If all doors were required to hinge from the top and have handles and latches located within 200 mm from the floor can you imagine the outcry. Well this is how many people with disabilities feel when they struggle to get in or out of a building or office, that has not provided access suitable for them.
But isn’t this article about exemptions? It is, it is about valid exemptions that are considered at the start and from part of the design. Every building has to be designed to allow access of its occupants to and within the building. The question is do all areas have to have access that has features to enable use by people with disabilities and if not how do you justify an exemption.
D3.4 of the Building Code of Australia (BCA) is the clause that details exemptions to the access provisions.
This clause defines two area where access is not required to have features to enable use by people with disabilities:
- An area where access would be inappropriate because of the particular purpose for which the area is used.
- An area that would pose a health or safety risk for people with a disability.
Let’s consider an example
A 70 square metre clothes shop in a shopping centre has the following:
- Service counter and store room containing sink for hygiene and coffee making.
- 3 staff with flexible rosters subject to attendance during core periods when two staff must be in the store.
- All staff must be able to do all the duties to cover for each other when needed.
- Duties and responsibilities include opening and closing the store including the front roller door, vacuum daily and as needed, cleaning the glass shop-front daily and as necessary, unpacking and hanging cloths, preparing display windows and in shop displays, servicing customers etc.
Access Design Consideration
The shop has both a public area and a work area that overlap. The occupants of the shop are both the public and employees however they use the space differently. One shops in it, the other works in it. The use of the shop is different for the shopper then it is for the worker.
Can it exist that the same area can have two uses and one of those uses requires access while the other doesn’t? I believe it can.
The public use the public area of the shop to shop and therefore the public area has to be totally accessible.
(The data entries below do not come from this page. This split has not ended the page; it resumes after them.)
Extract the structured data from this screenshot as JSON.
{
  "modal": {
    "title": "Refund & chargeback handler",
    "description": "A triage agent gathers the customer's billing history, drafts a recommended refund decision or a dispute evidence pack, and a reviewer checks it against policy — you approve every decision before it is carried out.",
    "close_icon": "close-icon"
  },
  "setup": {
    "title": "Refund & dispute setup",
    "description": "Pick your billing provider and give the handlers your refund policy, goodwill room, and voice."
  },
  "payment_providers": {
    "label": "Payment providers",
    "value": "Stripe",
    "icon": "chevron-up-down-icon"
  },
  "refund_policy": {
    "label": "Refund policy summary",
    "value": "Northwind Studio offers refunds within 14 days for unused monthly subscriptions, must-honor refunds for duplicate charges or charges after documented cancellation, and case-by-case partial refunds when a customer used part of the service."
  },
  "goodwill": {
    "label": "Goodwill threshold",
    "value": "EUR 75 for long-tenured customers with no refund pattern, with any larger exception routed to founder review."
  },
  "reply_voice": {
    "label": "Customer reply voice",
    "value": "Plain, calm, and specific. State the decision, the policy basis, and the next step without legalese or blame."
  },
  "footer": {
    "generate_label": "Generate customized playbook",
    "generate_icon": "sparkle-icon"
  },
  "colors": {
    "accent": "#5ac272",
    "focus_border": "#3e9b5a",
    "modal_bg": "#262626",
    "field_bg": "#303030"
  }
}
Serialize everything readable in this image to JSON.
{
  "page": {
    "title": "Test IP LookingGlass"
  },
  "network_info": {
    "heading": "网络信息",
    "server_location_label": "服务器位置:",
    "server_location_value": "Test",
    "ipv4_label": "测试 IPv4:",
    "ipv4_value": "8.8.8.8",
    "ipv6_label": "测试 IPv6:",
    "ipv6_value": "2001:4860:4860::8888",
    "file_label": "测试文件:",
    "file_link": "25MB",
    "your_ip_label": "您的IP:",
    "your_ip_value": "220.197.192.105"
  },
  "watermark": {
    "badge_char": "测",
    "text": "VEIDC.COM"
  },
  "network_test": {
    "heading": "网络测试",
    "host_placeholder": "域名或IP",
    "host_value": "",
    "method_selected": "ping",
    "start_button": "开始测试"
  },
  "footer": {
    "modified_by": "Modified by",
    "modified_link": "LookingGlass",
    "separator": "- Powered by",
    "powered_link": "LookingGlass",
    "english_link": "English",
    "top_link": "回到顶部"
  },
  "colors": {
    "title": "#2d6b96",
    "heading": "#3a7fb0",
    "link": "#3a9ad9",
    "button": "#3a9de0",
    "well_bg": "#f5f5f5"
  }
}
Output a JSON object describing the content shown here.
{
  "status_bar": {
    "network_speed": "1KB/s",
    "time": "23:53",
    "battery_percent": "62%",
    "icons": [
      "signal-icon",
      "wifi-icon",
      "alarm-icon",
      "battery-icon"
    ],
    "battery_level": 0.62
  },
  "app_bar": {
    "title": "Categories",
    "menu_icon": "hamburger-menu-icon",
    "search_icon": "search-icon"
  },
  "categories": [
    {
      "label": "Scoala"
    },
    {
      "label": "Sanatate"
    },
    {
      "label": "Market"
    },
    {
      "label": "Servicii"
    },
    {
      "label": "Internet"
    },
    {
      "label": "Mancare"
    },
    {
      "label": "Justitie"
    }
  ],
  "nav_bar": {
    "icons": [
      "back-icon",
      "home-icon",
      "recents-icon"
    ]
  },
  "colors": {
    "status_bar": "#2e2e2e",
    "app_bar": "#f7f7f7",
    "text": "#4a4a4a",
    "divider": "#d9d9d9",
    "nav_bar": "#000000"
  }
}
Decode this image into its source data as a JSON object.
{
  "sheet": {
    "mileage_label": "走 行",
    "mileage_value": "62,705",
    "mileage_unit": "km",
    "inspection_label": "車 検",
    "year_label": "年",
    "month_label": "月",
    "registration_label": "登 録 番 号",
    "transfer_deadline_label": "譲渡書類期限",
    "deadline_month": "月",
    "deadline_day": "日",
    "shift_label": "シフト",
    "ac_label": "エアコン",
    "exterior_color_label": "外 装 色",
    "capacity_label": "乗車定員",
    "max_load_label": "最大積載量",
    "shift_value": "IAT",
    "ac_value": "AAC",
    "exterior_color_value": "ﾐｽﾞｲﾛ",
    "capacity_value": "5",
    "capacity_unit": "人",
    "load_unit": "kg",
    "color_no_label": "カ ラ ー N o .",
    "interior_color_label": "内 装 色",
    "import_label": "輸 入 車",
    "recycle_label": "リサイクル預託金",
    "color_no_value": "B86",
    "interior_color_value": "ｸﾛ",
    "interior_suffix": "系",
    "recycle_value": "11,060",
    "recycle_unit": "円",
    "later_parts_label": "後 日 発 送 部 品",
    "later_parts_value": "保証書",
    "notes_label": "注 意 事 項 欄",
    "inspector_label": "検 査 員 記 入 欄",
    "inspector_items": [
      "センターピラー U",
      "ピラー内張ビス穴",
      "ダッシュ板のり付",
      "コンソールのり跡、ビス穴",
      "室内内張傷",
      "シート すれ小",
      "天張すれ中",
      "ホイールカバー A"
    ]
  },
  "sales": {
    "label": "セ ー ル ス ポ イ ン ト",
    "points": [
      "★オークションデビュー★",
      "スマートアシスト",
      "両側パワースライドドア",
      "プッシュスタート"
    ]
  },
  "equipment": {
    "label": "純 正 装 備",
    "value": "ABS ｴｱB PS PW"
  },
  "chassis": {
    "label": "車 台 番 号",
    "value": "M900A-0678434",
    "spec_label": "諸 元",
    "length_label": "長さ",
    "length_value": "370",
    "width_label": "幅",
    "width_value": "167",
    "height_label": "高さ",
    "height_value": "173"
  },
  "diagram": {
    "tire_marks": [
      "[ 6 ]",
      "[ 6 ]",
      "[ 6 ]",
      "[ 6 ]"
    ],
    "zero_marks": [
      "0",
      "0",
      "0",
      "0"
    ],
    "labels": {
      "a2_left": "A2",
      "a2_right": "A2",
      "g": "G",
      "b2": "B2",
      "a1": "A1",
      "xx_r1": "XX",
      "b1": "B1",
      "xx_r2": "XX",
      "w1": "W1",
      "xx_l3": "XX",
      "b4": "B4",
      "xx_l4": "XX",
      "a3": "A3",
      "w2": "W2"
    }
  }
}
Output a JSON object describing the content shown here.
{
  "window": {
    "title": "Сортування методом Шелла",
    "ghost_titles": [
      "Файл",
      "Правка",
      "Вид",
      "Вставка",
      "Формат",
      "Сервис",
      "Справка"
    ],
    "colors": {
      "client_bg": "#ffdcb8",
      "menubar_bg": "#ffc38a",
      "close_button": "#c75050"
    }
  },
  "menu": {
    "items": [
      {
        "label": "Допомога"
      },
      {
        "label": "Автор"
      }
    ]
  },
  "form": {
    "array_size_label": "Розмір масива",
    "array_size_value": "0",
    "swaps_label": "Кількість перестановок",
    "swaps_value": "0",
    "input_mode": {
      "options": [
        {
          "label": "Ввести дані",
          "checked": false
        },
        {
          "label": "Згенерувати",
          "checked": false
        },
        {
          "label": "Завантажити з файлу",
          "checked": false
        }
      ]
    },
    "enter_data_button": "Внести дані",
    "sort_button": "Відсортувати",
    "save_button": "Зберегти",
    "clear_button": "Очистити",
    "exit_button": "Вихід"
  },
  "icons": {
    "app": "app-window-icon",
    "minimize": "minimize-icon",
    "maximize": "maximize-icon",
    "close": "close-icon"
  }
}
There is no grounds for an exemption under D3.4 for the public area of a shop.
The workers area on the other hand may be eligible for exemption under D3.4. This is not going to remove the need for access where the public and work areas overlap, however it may exempt the restricted areas from being accessible.
The workers use the work area while they carry out their work duties and responsibilities.
Used as a work area it is possible that the duties and responsibilities of the workers would not require the work area to be accessible, however as stated above where the work area overlapped with public area it would have to be accessible. Therefore, if the exemption was applicable to the work area, the restricted areas would become the only areas where the exemption would apply.
So the question now gets consolidated down to “Do the duties and responsibilities of all the staff working in the work area (the complete shop) create an area where access would be inappropriate because of the particular purpose for which the area is used.”
In the case of our small shop it seems creditable that all the duties and responsibilities of all 3 staff employed in the shop would create a work area where access would be inappropriate because of the particular purpose for which the area is used.
Therefore I believe it is creditable that a D3.4 Exemption could be applied to the restricted work are in this example.
Making a D3.4 Exemption part of the building application
It is not enough to just say over the phone or with a note on the plan that we want to apply for an exemption under 3.4 for this area because the area is inappropriate for the particular purpose for which it is used. The exemption has to be justified as part of the application documentation so that the building certifier can assess it and apply the exemption under D3.4.
I have prepared a example Letter Requesting D3.4 Exemption that the applicant would prepare on behalf of the design team and the owner for submission with the building application. It is important to note that the owner, designer and all the persons to which the premises standard apply should agree with the proposal being submitted with the building application.
Remember every case will be different and every case needs to be assessed on its merits, however as we all know, collecting appropriate information at the front end of the design will save a lot of heart ache.